About 25% of Dallas businesses closed during the COVID-19 pandemic.

Owners of some of the ones that are still open said they are benefiting from federal money being available and Texas opening back up.

Back on March 24, 2020, Dallas County residents were ordered to stay at home, leaving busy downtown streets empty.

"I was standing over there watching TV with everyone when we saw the announcement that all dining rooms would, and it was, oh boy," said Tom Melesky, owner of Press Box Grill.

A year later, things are starting to look normal.

But the pandemic’s impact has been great, as more than 3,400 people died in Dallas County and dozens of businesses are permanently closed.

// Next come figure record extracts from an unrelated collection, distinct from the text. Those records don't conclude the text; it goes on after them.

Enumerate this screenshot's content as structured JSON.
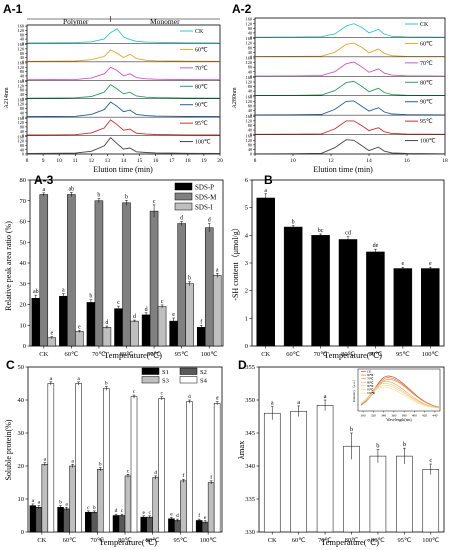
{
  "chart_data": [
    {
      "panel": "A-1",
      "type": "line",
      "xlabel": "Elution time (min)",
      "ylabel": "A214nm",
      "xlim": [
        8,
        20
      ],
      "x_ticks": [
        8,
        9,
        10,
        11,
        12,
        13,
        14,
        15,
        16,
        17,
        18,
        19,
        20
      ],
      "y_ticks": [
        0,
        40,
        80,
        120,
        160
      ],
      "region_labels": [
        "Polymer",
        "Monomer"
      ],
      "region_split": 13.2,
      "series": [
        {
          "name": "CK",
          "color": "#2ec9c9",
          "x": [
            8,
            9.5,
            11,
            12,
            12.8,
            13.2,
            13.6,
            14.0,
            14.4,
            14.8,
            15.4,
            16,
            17,
            18,
            20
          ],
          "y": [
            5,
            6,
            8,
            15,
            40,
            100,
            135,
            60,
            35,
            20,
            12,
            10,
            8,
            6,
            5
          ]
        },
        {
          "name": "60℃",
          "color": "#e4a52a",
          "x": [
            8,
            9.5,
            11,
            12,
            12.8,
            13.2,
            13.6,
            14.0,
            14.4,
            14.8,
            15.4,
            16,
            17,
            18,
            20
          ],
          "y": [
            5,
            6,
            8,
            20,
            50,
            110,
            80,
            40,
            70,
            30,
            14,
            10,
            8,
            6,
            5
          ]
        },
        {
          "name": "70℃",
          "color": "#cf55cf",
          "x": [
            8,
            9.5,
            11,
            12,
            12.8,
            13.2,
            13.6,
            14.0,
            14.4,
            14.8,
            15.4,
            16,
            17,
            18,
            20
          ],
          "y": [
            5,
            6,
            8,
            20,
            60,
            120,
            90,
            40,
            60,
            25,
            14,
            10,
            8,
            6,
            5
          ]
        },
        {
          "name": "80℃",
          "color": "#2aa062",
          "x": [
            8,
            9.5,
            11,
            12,
            12.8,
            13.2,
            13.6,
            14.0,
            14.4,
            14.8,
            15.4,
            16,
            17,
            18,
            20
          ],
          "y": [
            5,
            6,
            8,
            20,
            60,
            130,
            90,
            45,
            60,
            25,
            14,
            10,
            8,
            6,
            5
          ]
        },
        {
          "name": "90℃",
          "color": "#1f5fa8",
          "x": [
            8,
            9.5,
            11,
            12,
            12.8,
            13.2,
            13.6,
            14.0,
            14.4,
            14.8,
            15.4,
            16,
            17,
            18,
            20
          ],
          "y": [
            5,
            6,
            8,
            25,
            70,
            140,
            100,
            50,
            65,
            25,
            14,
            10,
            8,
            6,
            5
          ]
        },
        {
          "name": "95℃",
          "color": "#d42a2a",
          "x": [
            8,
            9.5,
            11,
            12,
            12.8,
            13.2,
            13.6,
            14.0,
            14.4,
            14.8,
            15.4,
            16,
            17,
            18,
            20
          ],
          "y": [
            5,
            6,
            8,
            25,
            70,
            145,
            100,
            50,
            60,
            22,
            14,
            10,
            8,
            6,
            5
          ]
        },
        {
          "name": "100℃",
          "color": "#444444",
          "x": [
            8,
            9.5,
            11,
            12,
            12.8,
            13.2,
            13.6,
            14.0,
            14.4,
            14.8,
            15.4,
            16,
            17,
            18,
            20
          ],
          "y": [
            5,
            6,
            8,
            25,
            75,
            150,
            95,
            45,
            55,
            20,
            14,
            10,
            8,
            6,
            5
          ]
        }
      ]
    },
    {
      "panel": "A-2",
      "type": "line",
      "xlabel": "Elution time (min)",
      "ylabel": "A280nm",
      "xlim": [
        8,
        18
      ],
      "x_ticks": [
        8,
        10,
        12,
        14,
        16,
        18
      ],
      "y_ticks": [
        0,
        40,
        80,
        120,
        160
      ],
      "series": [
        {
          "name": "CK",
          "color": "#2ec9c9",
          "x": [
            8,
            10,
            11.5,
            12.2,
            12.8,
            13.2,
            13.6,
            14.0,
            14.5,
            14.8,
            15.2,
            16,
            18
          ],
          "y": [
            2,
            3,
            6,
            30,
            100,
            120,
            90,
            40,
            70,
            30,
            10,
            4,
            2
          ]
        },
        {
          "name": "60℃",
          "color": "#e4a52a",
          "x": [
            8,
            10,
            11.5,
            12.2,
            12.8,
            13.2,
            13.6,
            14.0,
            14.5,
            14.8,
            15.2,
            16,
            18
          ],
          "y": [
            2,
            3,
            6,
            40,
            110,
            120,
            85,
            35,
            70,
            30,
            10,
            4,
            2
          ]
        },
        {
          "name": "70℃",
          "color": "#cf55cf",
          "x": [
            8,
            10,
            11.5,
            12.2,
            12.8,
            13.2,
            13.6,
            14.0,
            14.5,
            14.8,
            15.2,
            16,
            18
          ],
          "y": [
            2,
            3,
            6,
            40,
            110,
            125,
            85,
            35,
            65,
            28,
            10,
            4,
            2
          ]
        },
        {
          "name": "80℃",
          "color": "#2aa062",
          "x": [
            8,
            10,
            11.5,
            12.2,
            12.8,
            13.2,
            13.6,
            14.0,
            14.5,
            14.8,
            15.2,
            16,
            18
          ],
          "y": [
            2,
            3,
            6,
            45,
            115,
            125,
            85,
            35,
            65,
            28,
            10,
            4,
            2
          ]
        },
        {
          "name": "90℃",
          "color": "#1f5fa8",
          "x": [
            8,
            10,
            11.5,
            12.2,
            12.8,
            13.2,
            13.6,
            14.0,
            14.5,
            14.8,
            15.2,
            16,
            18
          ],
          "y": [
            2,
            3,
            6,
            50,
            120,
            125,
            80,
            35,
            65,
            28,
            10,
            4,
            2
          ]
        },
        {
          "name": "95℃",
          "color": "#d42a2a",
          "x": [
            8,
            10,
            11.5,
            12.2,
            12.8,
            13.2,
            13.6,
            14.0,
            14.5,
            14.8,
            15.2,
            16,
            18
          ],
          "y": [
            2,
            3,
            6,
            50,
            120,
            120,
            80,
            35,
            60,
            25,
            10,
            4,
            2
          ]
        },
        {
          "name": "100℃",
          "color": "#444444",
          "x": [
            8,
            10,
            11.5,
            12.2,
            12.8,
            13.2,
            13.6,
            14.0,
            14.5,
            14.8,
            15.2,
            16,
            18
          ],
          "y": [
            2,
            3,
            6,
            55,
            125,
            120,
            75,
            30,
            60,
            25,
            10,
            4,
            2
          ]
        }
      ]
    },
    {
      "panel": "A-3",
      "type": "bar",
      "xlabel": "Temperature(℃)",
      "ylabel": "Relative peak area ratio (%)",
      "ylim": [
        0,
        80
      ],
      "y_ticks": [
        0,
        10,
        20,
        30,
        40,
        50,
        60,
        70,
        80
      ],
      "legend": "top-right",
      "categories": [
        "CK",
        "60℃",
        "70℃",
        "80℃",
        "90℃",
        "95℃",
        "100℃"
      ],
      "series": [
        {
          "name": "SDS-P",
          "color": "#000000",
          "values": [
            23,
            24,
            21,
            18,
            15,
            12,
            9
          ],
          "errors": [
            1.5,
            1.2,
            1.3,
            1.2,
            1.0,
            1.5,
            1.0
          ],
          "letters": [
            "ab",
            "a",
            "b",
            "c",
            "d",
            "e",
            "f"
          ]
        },
        {
          "name": "SDS-M",
          "color": "#808080",
          "values": [
            73,
            73,
            70,
            69,
            65,
            59,
            57
          ],
          "errors": [
            0.8,
            1.0,
            1.0,
            1.2,
            3.0,
            1.0,
            2.0
          ],
          "letters": [
            "a",
            "ab",
            "b",
            "b",
            "c",
            "d",
            "d"
          ]
        },
        {
          "name": "SDS-I",
          "color": "#bfbfbf",
          "values": [
            4,
            7,
            9,
            12,
            19,
            30,
            34
          ],
          "errors": [
            0.5,
            0.5,
            0.6,
            0.5,
            0.8,
            1.0,
            1.0
          ],
          "letters": [
            "e",
            "e",
            "d",
            "d",
            "c",
            "b",
            "a"
          ]
        }
      ]
    },
    {
      "panel": "B",
      "type": "bar",
      "xlabel": "Temperature(℃)",
      "ylabel": "-SH content（μmol/g）",
      "ylim": [
        0,
        6
      ],
      "y_ticks": [
        0,
        1,
        2,
        3,
        4,
        5,
        6
      ],
      "categories": [
        "CK",
        "60℃",
        "70℃",
        "80℃",
        "90℃",
        "95℃",
        "100℃"
      ],
      "series": [
        {
          "color": "#000000",
          "values": [
            5.35,
            4.3,
            4.0,
            3.85,
            3.4,
            2.8,
            2.8
          ],
          "errors": [
            0.15,
            0.05,
            0.05,
            0.1,
            0.1,
            0.05,
            0.05
          ],
          "letters": [
            "a",
            "b",
            "bc",
            "cd",
            "de",
            "e",
            "e"
          ]
        }
      ]
    },
    {
      "panel": "C",
      "type": "bar",
      "xlabel": "Temperature(℃)",
      "ylabel": "Soluble protein(%)",
      "ylim": [
        0,
        50
      ],
      "y_ticks": [
        0,
        10,
        20,
        30,
        40,
        50
      ],
      "legend": "top-right",
      "categories": [
        "CK",
        "60℃",
        "70℃",
        "80℃",
        "90℃",
        "95℃",
        "100℃"
      ],
      "series": [
        {
          "name": "S1",
          "color": "#000000",
          "values": [
            8,
            7.5,
            6,
            5,
            4.5,
            4,
            3.5
          ],
          "errors": [
            0.5,
            0.5,
            0.4,
            0.4,
            0.4,
            0.4,
            0.4
          ],
          "letters": [
            "a",
            "b",
            "c",
            "d",
            "e",
            "e",
            "f"
          ]
        },
        {
          "name": "S2",
          "color": "#595959",
          "values": [
            7.5,
            7,
            6,
            5,
            4.5,
            3.5,
            3
          ],
          "errors": [
            0.5,
            0.5,
            0.4,
            0.4,
            0.4,
            0.4,
            0.4
          ],
          "letters": [
            "a",
            "a",
            "b",
            "c",
            "c",
            "d",
            "e"
          ]
        },
        {
          "name": "S3",
          "color": "#bfbfbf",
          "values": [
            20.5,
            20,
            19,
            17,
            16.5,
            15.5,
            15
          ],
          "errors": [
            0.5,
            0.5,
            0.5,
            0.5,
            0.5,
            0.5,
            0.5
          ],
          "letters": [
            "a",
            "a",
            "b",
            "c",
            "d",
            "f",
            "f"
          ]
        },
        {
          "name": "S4",
          "color": "#ffffff",
          "values": [
            45,
            45,
            43.5,
            41,
            40.5,
            39.5,
            39
          ],
          "errors": [
            0.5,
            0.5,
            0.6,
            0.5,
            0.5,
            0.5,
            0.5
          ],
          "letters": [
            "a",
            "a",
            "b",
            "c",
            "c",
            "d",
            "d"
          ]
        }
      ]
    },
    {
      "panel": "D",
      "type": "bar",
      "xlabel": "Temperature(℃)",
      "ylabel": "λmax",
      "ylim": [
        330,
        355
      ],
      "y_ticks": [
        330,
        335,
        340,
        345,
        350,
        355
      ],
      "categories": [
        "CK",
        "60℃",
        "70℃",
        "80℃",
        "90℃",
        "95℃",
        "100℃"
      ],
      "series": [
        {
          "color": "#ffffff",
          "values": [
            348,
            348.3,
            349.2,
            343,
            341.5,
            341.5,
            339.5
          ],
          "errors": [
            1.0,
            0.8,
            0.8,
            2.0,
            1.0,
            1.2,
            0.8
          ],
          "letters": [
            "a",
            "a",
            "a",
            "b",
            "b",
            "b",
            "c"
          ]
        }
      ],
      "inset": {
        "type": "line",
        "xlabel": "Wavelength(nm)",
        "ylabel": "Intensity（a.u.）",
        "x_ticks": [
          300,
          320,
          340,
          360,
          380,
          400,
          420,
          440
        ],
        "series": [
          {
            "name": "CK",
            "color": "#d94d30",
            "peak": 348,
            "amp": 1.0
          },
          {
            "name": "60℃",
            "color": "#e27a45",
            "peak": 348,
            "amp": 0.95
          },
          {
            "name": "70℃",
            "color": "#e8995a",
            "peak": 349,
            "amp": 0.9
          },
          {
            "name": "80℃",
            "color": "#eeb36e",
            "peak": 343,
            "amp": 0.84
          },
          {
            "name": "90℃",
            "color": "#f2c882",
            "peak": 341.5,
            "amp": 0.78
          },
          {
            "name": "95℃",
            "color": "#f5d796",
            "peak": 341.5,
            "amp": 0.72
          },
          {
            "name": "100℃",
            "color": "#f7e3aa",
            "peak": 339.5,
            "amp": 0.66
          }
        ]
      }
    }
  ]
}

Melesky credits multiple relief bills being passed for staying open.

"A huge help, wouldn't be here today if the CARES Act wouldn't have made some funding available to us," he said.

The Dallas Regional Chamber said that at the end of last year, 23% of small businesses in Dallas were forced to close, while 26% of businesses closed in Fort Worth.

Kevin Lillis owns Jaxon, near AT&T headquarters.

His business opened a few weeks before the shutdown.

"We were able to hang on, we were able to avoid layoffs," he said.

Lillis said their large outdoor eating area helped keep them in business during tighter COVID restrictions.

"95% of our people would be sitting outside with their coats on rather than sitting inside," he said.

The White House said the recently passed American Rescue Plan will send Texas more than $15 billion in state aid and $11 billion in local aid.

President Joe Biden's senior advisor, Cedric Richmond, said there were other benefits beyond the $1,400 stimulus checks that went to 88% of Texans.

"We expanded the earn income tax credit and the child tax credit, which means that, this year, for every child that you would get a monthly check starting in June to the end of the year," he explained.

While so many have recovered, Melesky said they are far from normal.

Before the pandemic he had 40 employees, now it’s 28.

The Small Business Administration said that since the start of the year, more than 269,000 small business loans have been approved.